Since the 1970s Childress wrote and produced works specifically for young adults. Ferdinand Monjo, editor and author of children's books, suggested Childress write her first young adult book on the timely subject of drug use. The result, A Hero Ain't Nothin' But a Sandwich (1973), was a novel about a black thirteen-year-old heroine user that met acclaim as well as censorship. The novel was nominated for a 1974 National Book Award and named a Notable Book by the American Library Association, as well as banned in the Savannah, Georgia school library (the first since Catcher in the Rye). A Hero Ain't Nothin' But a Sandwich propelled Childress into the role of screenwriter for the 1977 film featuring Cicely Tyson and Paul Winfield. Childress' later work includes another controversial young adult novel Those Other People (1989). This novel is told from several outsider's points of view and addresses difficult issues including sexual abuse, homosexuality, and suicide. Called by one critic "a penetrating examination of bigotry and racism," another critic claims this to be "a disturbing, disquieting novel that reflects another side of life."
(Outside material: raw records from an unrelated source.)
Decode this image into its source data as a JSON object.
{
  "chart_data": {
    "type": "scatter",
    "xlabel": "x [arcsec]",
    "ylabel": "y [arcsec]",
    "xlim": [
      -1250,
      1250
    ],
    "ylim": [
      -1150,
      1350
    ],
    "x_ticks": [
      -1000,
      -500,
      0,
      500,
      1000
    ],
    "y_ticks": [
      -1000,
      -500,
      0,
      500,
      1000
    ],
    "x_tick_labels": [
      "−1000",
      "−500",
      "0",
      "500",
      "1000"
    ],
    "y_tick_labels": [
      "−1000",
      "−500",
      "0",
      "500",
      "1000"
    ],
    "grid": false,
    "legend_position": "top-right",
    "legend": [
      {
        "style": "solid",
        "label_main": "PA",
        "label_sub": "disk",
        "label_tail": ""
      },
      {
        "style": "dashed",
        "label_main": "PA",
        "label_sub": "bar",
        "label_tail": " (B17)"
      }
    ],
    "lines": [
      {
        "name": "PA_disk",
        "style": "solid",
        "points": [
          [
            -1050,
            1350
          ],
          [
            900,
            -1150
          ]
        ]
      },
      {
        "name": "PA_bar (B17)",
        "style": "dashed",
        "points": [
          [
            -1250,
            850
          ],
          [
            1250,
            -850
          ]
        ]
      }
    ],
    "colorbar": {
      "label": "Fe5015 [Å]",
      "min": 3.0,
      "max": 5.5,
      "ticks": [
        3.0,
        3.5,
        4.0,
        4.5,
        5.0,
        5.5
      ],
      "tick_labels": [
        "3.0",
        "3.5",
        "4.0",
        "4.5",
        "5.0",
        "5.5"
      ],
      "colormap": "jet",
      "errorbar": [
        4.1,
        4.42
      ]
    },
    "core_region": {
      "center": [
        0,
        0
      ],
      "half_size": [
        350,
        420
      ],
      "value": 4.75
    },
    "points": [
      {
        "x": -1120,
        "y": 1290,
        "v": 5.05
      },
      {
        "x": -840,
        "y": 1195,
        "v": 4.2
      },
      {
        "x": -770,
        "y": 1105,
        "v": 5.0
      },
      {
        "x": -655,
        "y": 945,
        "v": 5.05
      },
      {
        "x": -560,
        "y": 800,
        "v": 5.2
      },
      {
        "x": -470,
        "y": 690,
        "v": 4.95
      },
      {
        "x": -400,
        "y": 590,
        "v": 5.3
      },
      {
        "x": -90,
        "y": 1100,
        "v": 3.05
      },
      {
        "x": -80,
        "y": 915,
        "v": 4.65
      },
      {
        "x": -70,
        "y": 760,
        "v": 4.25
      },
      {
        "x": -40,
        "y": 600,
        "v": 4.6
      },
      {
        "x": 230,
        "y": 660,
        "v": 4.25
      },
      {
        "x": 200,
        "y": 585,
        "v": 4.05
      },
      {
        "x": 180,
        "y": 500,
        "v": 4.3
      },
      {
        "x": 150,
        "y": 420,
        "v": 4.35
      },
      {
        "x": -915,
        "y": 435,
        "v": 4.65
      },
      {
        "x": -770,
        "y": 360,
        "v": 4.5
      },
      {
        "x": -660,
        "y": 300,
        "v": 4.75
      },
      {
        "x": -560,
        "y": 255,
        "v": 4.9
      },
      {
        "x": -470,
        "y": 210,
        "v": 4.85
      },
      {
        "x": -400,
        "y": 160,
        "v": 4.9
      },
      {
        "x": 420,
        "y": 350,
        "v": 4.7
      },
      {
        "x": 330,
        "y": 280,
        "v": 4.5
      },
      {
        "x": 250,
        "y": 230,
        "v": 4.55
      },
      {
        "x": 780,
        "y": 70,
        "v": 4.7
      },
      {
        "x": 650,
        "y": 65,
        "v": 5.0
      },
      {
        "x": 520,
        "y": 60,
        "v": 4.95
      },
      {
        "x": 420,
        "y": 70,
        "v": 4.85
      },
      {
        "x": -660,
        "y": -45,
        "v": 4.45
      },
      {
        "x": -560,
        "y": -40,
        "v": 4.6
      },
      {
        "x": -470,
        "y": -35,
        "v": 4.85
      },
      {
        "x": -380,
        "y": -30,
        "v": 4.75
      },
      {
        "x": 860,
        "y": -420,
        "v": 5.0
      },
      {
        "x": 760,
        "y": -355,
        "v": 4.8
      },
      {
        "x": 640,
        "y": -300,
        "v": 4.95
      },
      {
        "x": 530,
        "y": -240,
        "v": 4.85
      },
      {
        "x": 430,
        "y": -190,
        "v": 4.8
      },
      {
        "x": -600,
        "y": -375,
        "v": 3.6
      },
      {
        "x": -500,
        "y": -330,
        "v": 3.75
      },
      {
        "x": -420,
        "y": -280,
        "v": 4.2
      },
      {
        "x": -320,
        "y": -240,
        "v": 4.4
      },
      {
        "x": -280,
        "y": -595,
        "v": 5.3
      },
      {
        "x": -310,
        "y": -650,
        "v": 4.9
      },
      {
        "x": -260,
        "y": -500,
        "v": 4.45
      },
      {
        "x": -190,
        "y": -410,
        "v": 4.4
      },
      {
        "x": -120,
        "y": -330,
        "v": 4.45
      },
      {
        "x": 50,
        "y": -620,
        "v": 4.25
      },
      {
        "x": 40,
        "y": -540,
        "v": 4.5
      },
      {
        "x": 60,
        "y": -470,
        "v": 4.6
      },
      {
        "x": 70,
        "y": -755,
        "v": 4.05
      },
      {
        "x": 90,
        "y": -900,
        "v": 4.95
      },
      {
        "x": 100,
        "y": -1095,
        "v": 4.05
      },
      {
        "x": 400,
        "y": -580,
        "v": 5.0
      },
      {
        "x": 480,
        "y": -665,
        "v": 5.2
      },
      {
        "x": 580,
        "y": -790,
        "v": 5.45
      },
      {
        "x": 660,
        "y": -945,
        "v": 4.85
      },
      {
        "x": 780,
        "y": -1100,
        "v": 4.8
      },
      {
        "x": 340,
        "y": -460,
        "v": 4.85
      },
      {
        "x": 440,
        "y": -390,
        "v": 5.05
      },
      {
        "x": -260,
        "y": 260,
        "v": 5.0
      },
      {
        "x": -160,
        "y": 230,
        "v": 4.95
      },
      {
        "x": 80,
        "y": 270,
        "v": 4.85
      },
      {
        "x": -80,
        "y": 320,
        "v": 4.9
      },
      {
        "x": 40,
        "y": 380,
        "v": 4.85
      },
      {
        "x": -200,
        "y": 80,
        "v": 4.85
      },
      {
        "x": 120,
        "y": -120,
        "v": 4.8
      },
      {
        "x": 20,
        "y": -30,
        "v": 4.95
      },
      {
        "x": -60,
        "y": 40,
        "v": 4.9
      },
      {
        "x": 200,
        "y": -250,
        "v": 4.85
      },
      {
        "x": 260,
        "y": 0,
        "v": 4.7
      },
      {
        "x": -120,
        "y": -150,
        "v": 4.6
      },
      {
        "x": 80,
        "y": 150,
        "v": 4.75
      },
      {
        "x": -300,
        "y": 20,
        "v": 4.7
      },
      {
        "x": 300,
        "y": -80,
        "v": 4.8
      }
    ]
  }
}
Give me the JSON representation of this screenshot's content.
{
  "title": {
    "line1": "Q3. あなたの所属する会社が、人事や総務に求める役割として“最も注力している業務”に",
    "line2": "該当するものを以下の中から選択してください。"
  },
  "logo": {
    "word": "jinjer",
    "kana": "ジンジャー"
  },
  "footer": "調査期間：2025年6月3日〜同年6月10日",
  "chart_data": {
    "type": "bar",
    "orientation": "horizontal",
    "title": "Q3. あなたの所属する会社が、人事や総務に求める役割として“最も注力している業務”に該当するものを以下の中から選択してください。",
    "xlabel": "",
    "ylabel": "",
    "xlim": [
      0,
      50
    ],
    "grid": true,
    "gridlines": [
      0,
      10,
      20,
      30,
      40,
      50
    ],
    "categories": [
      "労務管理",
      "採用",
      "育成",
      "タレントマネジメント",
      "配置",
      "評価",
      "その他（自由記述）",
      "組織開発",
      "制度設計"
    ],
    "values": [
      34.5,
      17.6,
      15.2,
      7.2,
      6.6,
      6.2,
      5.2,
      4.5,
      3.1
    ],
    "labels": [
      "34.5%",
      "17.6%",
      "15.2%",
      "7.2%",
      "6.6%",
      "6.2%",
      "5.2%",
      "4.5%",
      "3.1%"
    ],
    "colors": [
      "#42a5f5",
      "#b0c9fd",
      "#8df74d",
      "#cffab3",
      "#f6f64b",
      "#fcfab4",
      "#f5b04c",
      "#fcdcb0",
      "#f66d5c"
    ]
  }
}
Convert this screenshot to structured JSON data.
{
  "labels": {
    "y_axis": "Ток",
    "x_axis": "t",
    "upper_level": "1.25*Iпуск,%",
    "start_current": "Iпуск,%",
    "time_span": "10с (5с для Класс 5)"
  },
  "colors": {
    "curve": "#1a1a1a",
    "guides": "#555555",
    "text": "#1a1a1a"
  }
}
With her husband, composer Nathan Woodward, Childress has written two plays focusing on the Gullah-speaking people who live off the coast of South Carolina and Georgia, Sea Island Song (produced 1979) and Gullah (produced 1984). Moms, based on the life of blues singer and humorist Moms Mabley, appeared in 1986. Childress has received numerous acknowledgments for her contributions to American theater. In 1965 she appeared with James Baldwin, Leroi Jones (Imiri Baraka), and Langston Hughes on a British Broadcasting Corporation panel discussion on "The Negro in the American Theatre." She received a Rockefeller Foundation fellowship in 1967 and from 1966-68 was a fellow at the Radcliffe (College) Institute for Independent Study. In 1984 she received the Radcliffe Graduate Society Medal; in 1986 she received the Audelco Pioneer Award; and before her death from cancer in 1994, she received the 1993 Association for Theatre in Higher Education Lifetime Achievement Award.
Other Works:
String (1969). The Freedom Drum (1970). Mojo: A Black Love Story (1970). Mojo and String: Two Plays (1971). Black Scenes (editor, 1973). A Short Walk (1979). Rainbow Jordan (1981). Many Closets (1987).
Bibliography:
Brown-Guillory, E., Their Place on the Stage: Black Playwrights in America (1988). Keyssar, H., Feminist Theater (1984). Patterson, L., ed., Anthology of the American Negro in the Theatre: A Critical Approach (1968).
Reference Works:
Black American Writers Past and Present (1975). Black American Playwrights (1976). Black Playwrights (1978). Black Writers (1989). Children's Books and Their Creators (1995). CA (1974, 1999). CANR (1981, 1989). CLC (1980, 1997). FC (1990). MTCW (1991). More Black Playwrights (1978). Notable Women in American Theater (1989). Oxford Companion to Women's Writing in the United States (1995). SATA (1975, 1995).
Other reference:
Freedomways (Winter 1966). Sage (Spring 1987). Southern Quarterly (Spring 1987).